CHICAGO (AP) — A Chicago-area woman who says she wants to make social welfare policies in the United States more effective and humane is one of two people from Illinois named Rhodes Scholars on Sunday.
Yale University graduate Rhiana Gunn-Wright of Oak Lawn and Harvard University senior Benjamin Wilcox of Winnetka were among from 32 American students inducted Sunday into the program's newest group.
The prestigious award provides all expenses for up to four years of study at Oxford University in England. The winners were selected from 838 applicants endorsed by 302 different colleges and universities. The scholars will enter Oxford next October. Winners are selected based on academic achievement, personal integrity, leadership potential and physical vigor, among other attributes.
"It's an incredible honor and blessing," said 23-year-old Gunn-Wright.
She graduated last year from Yale with majors in African American studies and women's gender and sexuality studies, is interested in helping to one-day change social welfare policy. She works at the Institute of Women's Policy Research in Washington, where her research deals with poverty's impact on a person's ability to access a college education.
"I don't think that our social welfare system has a vision," she said. "My vision is for a welfare system that takes into account the complex issues that lead to poverty and treats people humanely in their times of need without judging them or punishing them for their poverty."

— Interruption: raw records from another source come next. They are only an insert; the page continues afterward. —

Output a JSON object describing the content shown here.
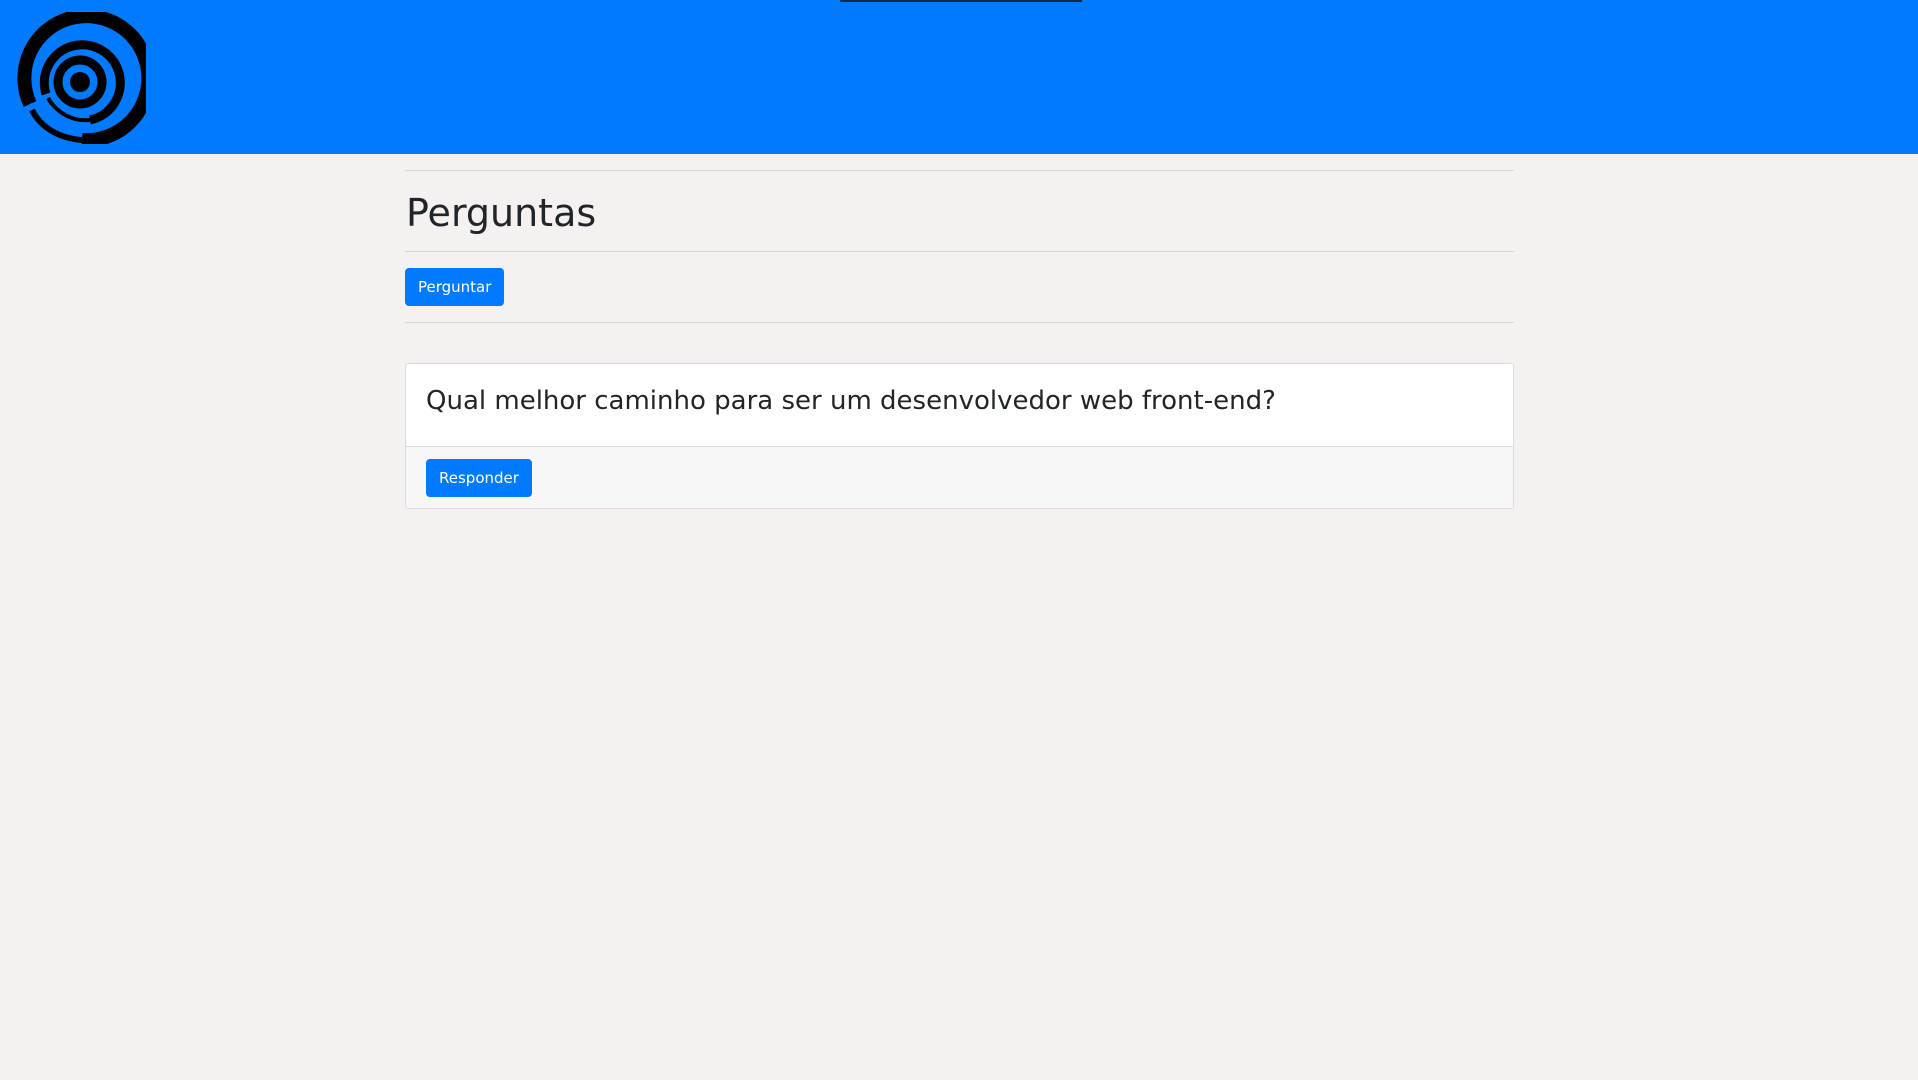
{
  "header": {
    "background_color": "#007bff",
    "logo_icon": "spiral-logo-icon"
  },
  "main": {
    "title": "Perguntas",
    "ask_button_label": "Perguntar",
    "questions": [
      {
        "title": "Qual melhor caminho para ser um desenvolvedor web front-end?",
        "reply_button_label": "Responder"
      }
    ]
  },
  "colors": {
    "accent": "#007bff",
    "page_background": "#f4f1f0",
    "text": "#212529"
  }
}
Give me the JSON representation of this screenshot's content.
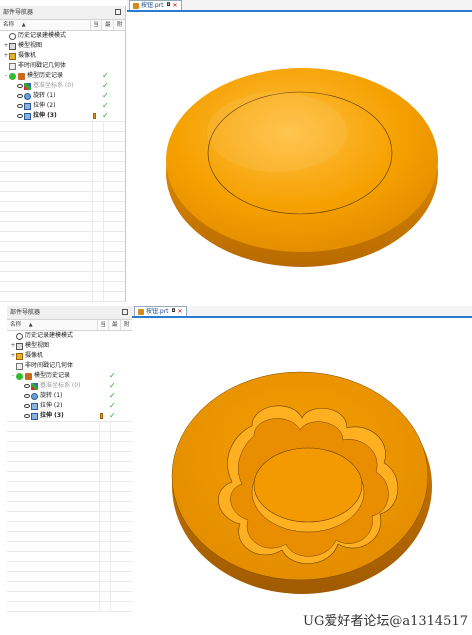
{
  "panels": [
    {
      "navigator_title": "部件导航器",
      "columns": {
        "name": "名称",
        "sort": "▲",
        "c2": "当",
        "c3": "最",
        "c4": "附"
      },
      "tree": [
        {
          "expand": "",
          "icon": "history-mode-icon",
          "label": "历史记录建模模式",
          "dim": false,
          "check": "",
          "tool": false,
          "indent": 0
        },
        {
          "expand": "+",
          "icon": "model-views-icon",
          "label": "模型视图",
          "dim": false,
          "check": "",
          "tool": false,
          "indent": 0
        },
        {
          "expand": "+",
          "icon": "camera-icon",
          "label": "摄像机",
          "dim": false,
          "check": "",
          "tool": false,
          "indent": 0
        },
        {
          "expand": "",
          "icon": "folder-icon",
          "label": "非时间戳记几何体",
          "dim": false,
          "check": "",
          "tool": false,
          "indent": 0
        },
        {
          "expand": "-",
          "icon": "model-history-icon",
          "label": "模型历史记录",
          "dim": false,
          "check": "✓",
          "tool": false,
          "indent": 0
        },
        {
          "expand": "",
          "icon": "datum-csys-icon",
          "label": "基准坐标系 (0)",
          "dim": true,
          "check": "✓",
          "tool": false,
          "indent": 1
        },
        {
          "expand": "",
          "icon": "revolve-icon",
          "label": "旋转 (1)",
          "dim": false,
          "check": "✓",
          "tool": false,
          "indent": 1
        },
        {
          "expand": "",
          "icon": "extrude-icon",
          "label": "拉伸 (2)",
          "dim": false,
          "check": "✓",
          "tool": false,
          "indent": 1
        },
        {
          "expand": "",
          "icon": "extrude-icon",
          "label": "拉伸 (3)",
          "dim": false,
          "check": "✓",
          "tool": true,
          "indent": 1
        }
      ],
      "tab": {
        "label": "按钮.prt",
        "pin": "◘",
        "close": "✕"
      }
    },
    {
      "navigator_title": "部件导航器",
      "columns": {
        "name": "名称",
        "sort": "▲",
        "c2": "当",
        "c3": "最",
        "c4": "附"
      },
      "tree": [
        {
          "expand": "",
          "icon": "history-mode-icon",
          "label": "历史记录建模模式",
          "dim": false,
          "check": "",
          "tool": false,
          "indent": 0
        },
        {
          "expand": "+",
          "icon": "model-views-icon",
          "label": "模型视图",
          "dim": false,
          "check": "",
          "tool": false,
          "indent": 0
        },
        {
          "expand": "+",
          "icon": "camera-icon",
          "label": "摄像机",
          "dim": false,
          "check": "",
          "tool": false,
          "indent": 0
        },
        {
          "expand": "",
          "icon": "folder-icon",
          "label": "非时间戳记几何体",
          "dim": false,
          "check": "",
          "tool": false,
          "indent": 0
        },
        {
          "expand": "-",
          "icon": "model-history-icon",
          "label": "模型历史记录",
          "dim": false,
          "check": "✓",
          "tool": false,
          "indent": 0
        },
        {
          "expand": "",
          "icon": "datum-csys-icon",
          "label": "基准坐标系 (0)",
          "dim": true,
          "check": "✓",
          "tool": false,
          "indent": 1
        },
        {
          "expand": "",
          "icon": "revolve-icon",
          "label": "旋转 (1)",
          "dim": false,
          "check": "✓",
          "tool": false,
          "indent": 1
        },
        {
          "expand": "",
          "icon": "extrude-icon",
          "label": "拉伸 (2)",
          "dim": false,
          "check": "✓",
          "tool": false,
          "indent": 1
        },
        {
          "expand": "",
          "icon": "extrude-icon",
          "label": "拉伸 (3)",
          "dim": false,
          "check": "✓",
          "tool": true,
          "indent": 1
        }
      ],
      "tab": {
        "label": "按钮.prt",
        "pin": "◘",
        "close": "✕"
      }
    }
  ],
  "colors": {
    "model_orange": "#f5a000",
    "model_dark": "#c47200",
    "check_green": "#22aa22",
    "tab_accent": "#2b7bd0"
  },
  "watermark": "UG爱好者论坛@a1314517"
}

Before moving to Oak Lawn, Gunn-Wright was a longtime resident of Chicago's South Side, living in the Englewood neighborhood, where Gunn-Wright said her experiences with poverty illustrate how a shortage of resources could rob people of their opportunity to thrive.
"I've known people on welfare. My mother had a really difficult pregnancy with me, so she had to stop working and she was on welfare briefly," she said. "These women have so many different paths into and are treated so poorly."
Wilcox, the other Illinois Rhodes Scholar, is majoring in history. His senior thesis relates to race and Brazilian history and He plans to pursue Latin American studies at Oxford. He has also traveled 10,000 miles on self-suspended cycling trips across North American and Europe.
Both students will join an international group of scholars.
Rhodes Scholarships were created in 1902 by the will of British philanthropist Cecil Rhodes and have a value of about $50,000 per year.